A indústria resolveu aumentar o preço de medicamentos vendidos na Espanha com finalidade de exportação, mas a Corte Europeia considerou o sobrepreço abusivo. Para o tribunal, embora a empresa tenha usado o argumento de que, em benfício aos consumidores, a diferença deveria ficar no seu bolso, e não no dos intermediários, já que a indústria poderia desenvolver novos produtos úteis, outro princípio não poderia ser ignorado, que é o da integração dos mercados. “O tribunal entendeu que a empresa segregou a circulação da mercadoria no Reino Unido”, diz Townley.

“Aprender sobre os sistemas dos outros é importante, mas temos que respeitar diferenças. Usar a jurisprudência alheia ajuda, mas em alguns casos temos que ignorá-la, quando outros valores são mais importantes. Vocês, por acaso, têm que se preocupar com integração de mercado?”, questionou o professor. “Tomem cuidado ao analisar nossos julgamentos, e nós tomaremos cuidado nos seus.”

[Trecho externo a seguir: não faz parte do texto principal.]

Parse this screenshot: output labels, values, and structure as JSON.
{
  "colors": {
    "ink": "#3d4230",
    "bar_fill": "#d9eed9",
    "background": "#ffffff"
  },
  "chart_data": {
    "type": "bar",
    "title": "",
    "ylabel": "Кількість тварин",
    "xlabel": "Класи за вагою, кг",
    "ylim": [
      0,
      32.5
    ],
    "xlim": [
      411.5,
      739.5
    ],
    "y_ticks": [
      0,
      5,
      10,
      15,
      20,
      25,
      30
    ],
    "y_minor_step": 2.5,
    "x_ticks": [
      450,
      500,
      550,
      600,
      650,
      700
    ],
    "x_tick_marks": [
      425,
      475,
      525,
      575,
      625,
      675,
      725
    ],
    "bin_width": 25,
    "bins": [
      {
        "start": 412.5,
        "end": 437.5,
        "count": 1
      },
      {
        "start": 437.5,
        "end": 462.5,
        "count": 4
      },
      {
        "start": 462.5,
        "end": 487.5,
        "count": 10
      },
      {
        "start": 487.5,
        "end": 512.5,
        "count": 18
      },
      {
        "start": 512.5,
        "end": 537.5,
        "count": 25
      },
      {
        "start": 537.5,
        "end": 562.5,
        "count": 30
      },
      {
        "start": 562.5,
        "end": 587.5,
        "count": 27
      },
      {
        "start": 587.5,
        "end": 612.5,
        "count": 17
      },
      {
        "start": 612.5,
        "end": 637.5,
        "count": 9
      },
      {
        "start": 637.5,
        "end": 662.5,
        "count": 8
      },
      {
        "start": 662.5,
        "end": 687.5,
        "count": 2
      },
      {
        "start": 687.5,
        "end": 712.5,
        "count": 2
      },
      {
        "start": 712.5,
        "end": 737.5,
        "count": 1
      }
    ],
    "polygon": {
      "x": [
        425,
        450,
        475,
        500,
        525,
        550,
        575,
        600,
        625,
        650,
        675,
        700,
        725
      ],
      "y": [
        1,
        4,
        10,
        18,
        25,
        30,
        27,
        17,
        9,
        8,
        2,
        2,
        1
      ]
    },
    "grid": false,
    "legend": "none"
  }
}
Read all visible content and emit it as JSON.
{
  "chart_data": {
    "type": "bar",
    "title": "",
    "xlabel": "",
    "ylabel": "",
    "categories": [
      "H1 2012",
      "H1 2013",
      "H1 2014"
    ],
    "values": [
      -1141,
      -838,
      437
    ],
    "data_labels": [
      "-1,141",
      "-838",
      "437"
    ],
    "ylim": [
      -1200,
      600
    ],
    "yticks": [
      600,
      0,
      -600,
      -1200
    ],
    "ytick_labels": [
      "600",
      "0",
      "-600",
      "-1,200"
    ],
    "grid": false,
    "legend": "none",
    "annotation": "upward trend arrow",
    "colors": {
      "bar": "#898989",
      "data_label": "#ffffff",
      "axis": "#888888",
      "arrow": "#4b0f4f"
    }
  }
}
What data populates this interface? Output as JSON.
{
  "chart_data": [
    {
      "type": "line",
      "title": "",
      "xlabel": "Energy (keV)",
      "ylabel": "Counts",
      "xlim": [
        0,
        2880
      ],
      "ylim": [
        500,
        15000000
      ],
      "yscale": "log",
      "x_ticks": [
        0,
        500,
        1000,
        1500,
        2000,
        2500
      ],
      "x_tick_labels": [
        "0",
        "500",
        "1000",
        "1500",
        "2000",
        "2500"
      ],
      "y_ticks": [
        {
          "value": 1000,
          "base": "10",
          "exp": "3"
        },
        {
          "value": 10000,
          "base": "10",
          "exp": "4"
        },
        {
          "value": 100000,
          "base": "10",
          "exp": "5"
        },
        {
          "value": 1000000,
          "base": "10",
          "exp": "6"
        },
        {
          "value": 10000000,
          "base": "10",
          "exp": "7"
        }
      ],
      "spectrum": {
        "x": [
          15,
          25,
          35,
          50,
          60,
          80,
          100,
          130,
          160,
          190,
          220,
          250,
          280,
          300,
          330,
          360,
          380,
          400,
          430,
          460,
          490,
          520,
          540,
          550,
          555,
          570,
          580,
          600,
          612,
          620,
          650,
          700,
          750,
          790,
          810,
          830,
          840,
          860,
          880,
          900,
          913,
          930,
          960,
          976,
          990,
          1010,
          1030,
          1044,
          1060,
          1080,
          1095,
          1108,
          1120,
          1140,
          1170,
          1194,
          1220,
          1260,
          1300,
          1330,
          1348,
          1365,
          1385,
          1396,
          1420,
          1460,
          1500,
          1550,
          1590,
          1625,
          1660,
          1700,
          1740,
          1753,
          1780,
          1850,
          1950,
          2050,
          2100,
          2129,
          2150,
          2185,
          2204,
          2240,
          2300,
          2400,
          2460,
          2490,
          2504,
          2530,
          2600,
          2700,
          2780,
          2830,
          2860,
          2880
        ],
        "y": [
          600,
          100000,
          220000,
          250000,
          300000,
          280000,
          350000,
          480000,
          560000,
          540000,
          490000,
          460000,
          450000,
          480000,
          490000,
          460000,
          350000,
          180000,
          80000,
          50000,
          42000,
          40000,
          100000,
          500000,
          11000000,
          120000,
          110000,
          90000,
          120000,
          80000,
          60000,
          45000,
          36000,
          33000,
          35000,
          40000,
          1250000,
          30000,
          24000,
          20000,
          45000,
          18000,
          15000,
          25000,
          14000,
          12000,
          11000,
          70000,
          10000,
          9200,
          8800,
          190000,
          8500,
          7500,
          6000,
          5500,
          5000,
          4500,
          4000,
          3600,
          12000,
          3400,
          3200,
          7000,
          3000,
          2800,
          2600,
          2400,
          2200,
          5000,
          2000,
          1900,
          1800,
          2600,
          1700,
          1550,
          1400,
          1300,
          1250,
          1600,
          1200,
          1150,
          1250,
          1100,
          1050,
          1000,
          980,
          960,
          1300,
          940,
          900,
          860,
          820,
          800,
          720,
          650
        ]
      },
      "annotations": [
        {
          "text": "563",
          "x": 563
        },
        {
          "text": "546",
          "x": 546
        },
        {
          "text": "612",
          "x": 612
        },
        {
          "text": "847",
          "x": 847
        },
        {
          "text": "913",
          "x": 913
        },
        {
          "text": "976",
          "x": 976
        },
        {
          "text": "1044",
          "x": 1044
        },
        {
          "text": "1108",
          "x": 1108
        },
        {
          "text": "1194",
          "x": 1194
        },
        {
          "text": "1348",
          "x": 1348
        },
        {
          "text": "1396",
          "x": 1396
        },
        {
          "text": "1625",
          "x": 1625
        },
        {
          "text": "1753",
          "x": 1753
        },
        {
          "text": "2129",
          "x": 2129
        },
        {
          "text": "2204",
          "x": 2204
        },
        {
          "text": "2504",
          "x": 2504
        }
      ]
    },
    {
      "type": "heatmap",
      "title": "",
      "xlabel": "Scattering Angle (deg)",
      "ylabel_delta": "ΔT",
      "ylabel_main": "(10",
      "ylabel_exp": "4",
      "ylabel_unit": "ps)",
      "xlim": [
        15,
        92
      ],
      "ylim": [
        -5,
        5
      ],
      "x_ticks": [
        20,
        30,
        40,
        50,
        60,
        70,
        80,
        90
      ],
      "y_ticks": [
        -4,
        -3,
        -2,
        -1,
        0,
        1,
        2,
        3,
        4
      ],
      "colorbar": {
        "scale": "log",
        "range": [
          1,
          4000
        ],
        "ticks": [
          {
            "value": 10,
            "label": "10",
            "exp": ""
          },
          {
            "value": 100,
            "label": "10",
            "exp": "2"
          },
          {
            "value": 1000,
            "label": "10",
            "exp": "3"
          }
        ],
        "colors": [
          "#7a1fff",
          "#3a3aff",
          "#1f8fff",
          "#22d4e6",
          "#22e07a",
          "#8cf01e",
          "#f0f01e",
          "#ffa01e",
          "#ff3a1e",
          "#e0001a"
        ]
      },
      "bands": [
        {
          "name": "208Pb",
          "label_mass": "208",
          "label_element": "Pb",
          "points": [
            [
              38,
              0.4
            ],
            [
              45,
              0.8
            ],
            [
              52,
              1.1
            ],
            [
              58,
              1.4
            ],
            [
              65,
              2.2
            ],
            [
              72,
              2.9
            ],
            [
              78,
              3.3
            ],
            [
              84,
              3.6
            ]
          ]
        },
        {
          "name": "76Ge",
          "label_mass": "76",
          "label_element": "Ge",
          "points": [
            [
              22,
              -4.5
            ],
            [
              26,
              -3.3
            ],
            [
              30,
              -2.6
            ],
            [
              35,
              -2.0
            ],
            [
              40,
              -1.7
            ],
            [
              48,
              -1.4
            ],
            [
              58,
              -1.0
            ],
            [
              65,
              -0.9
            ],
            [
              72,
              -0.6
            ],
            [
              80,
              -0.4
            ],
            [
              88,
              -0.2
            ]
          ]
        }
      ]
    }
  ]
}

Fazendo um paralelo com o Brasil, uma diferença interna de interpretações do Judiciário e do Conselho Administrativo de Direito Econômico do Ministério da Justiça tem causado insegurança jurídica no país, segundo o ex-presidente do Cade, ex-consultor jurídico do Itamaraty e atual presidente do Cedes, João Grandino Rodas. “É muito difícil fazer prognósticos se, a cada decisão sobre assuntos similares, o Cade se manifesta de diferentes formas”, afirma. No entanto, Rodas reconhece já haver uma mudança progressiva. “O Direito antitruste no Brasil vem se decantando por influência mútua do Cade, formado por especialistas, e da Justiça federal, composta de juízes de carreira, que julgam ações de naturezas diversas. Nos últimos dez anos, o Cade vem se adequando a aspectos processuais mais jurídicos. Da mesma forma, Justiça usa decisões do Cade como fonte.”

Segundo o reitor, existe a diferença até mesmo no tratamento concorrencial de setores econômicos distintos. “Alguns segmentos são ingnorados, como o de transporte terrestre, enquanto que o de transporte aéreo é acompanhado de perto”, compara.

Modelo alemão
Com a inspiração no Instituto Max Planck, think thank alemão, o Cedes concentrará teses e jurisprudência nacional e internacional sobre Direito Concorrencial, do Consumidor, Tributário e Trabalhista. O centro tem o patrocínio da Nestlé, Ambev, Editora Abril, Unilever e Microsoft, e deve ganhar novos apoiadores.

De acordo com Grandino Rodas, a intenção da entidade é ser “um sistema misto, com prisma interdisciplinar e muito Direito Comparado internacional”, com autonomia e independência em relação a seus patrocinadores. “Queremos que, a médio prazo, a chancela do centro seja sinônimo de credibilidade”, diz.

O seminário de abertura, que acontece no Grand Hyatt São Paulo Hotel, terá ainda as palestras do ministro Gilmar Mendes, do Supremo Tribunal Federal, do ministro da Defesa, Nelson Jobim, da secretária de Direito Econômico do Ministério da Justiça, Mariana Tavares, dos advogados Luiz Roberto Barroso, Tércio Sampaio Ferraz e Ubiratan Mattos, do deputado federal e ex-ministro da Fazenda Antônio Palocci (PT-SP), e dos professores João Manoel Pinho de Mello, Renato Flores e Frédéric Jenny, da ESSEC Business School (França).

O segundo evento da entidade, ainda em 2010, será sobre Direito do Consumidor. Em 2011, os seminários tratarão das áreas trabalhista e fiscal. Todos os estudos do Cedes serão publicados na internet.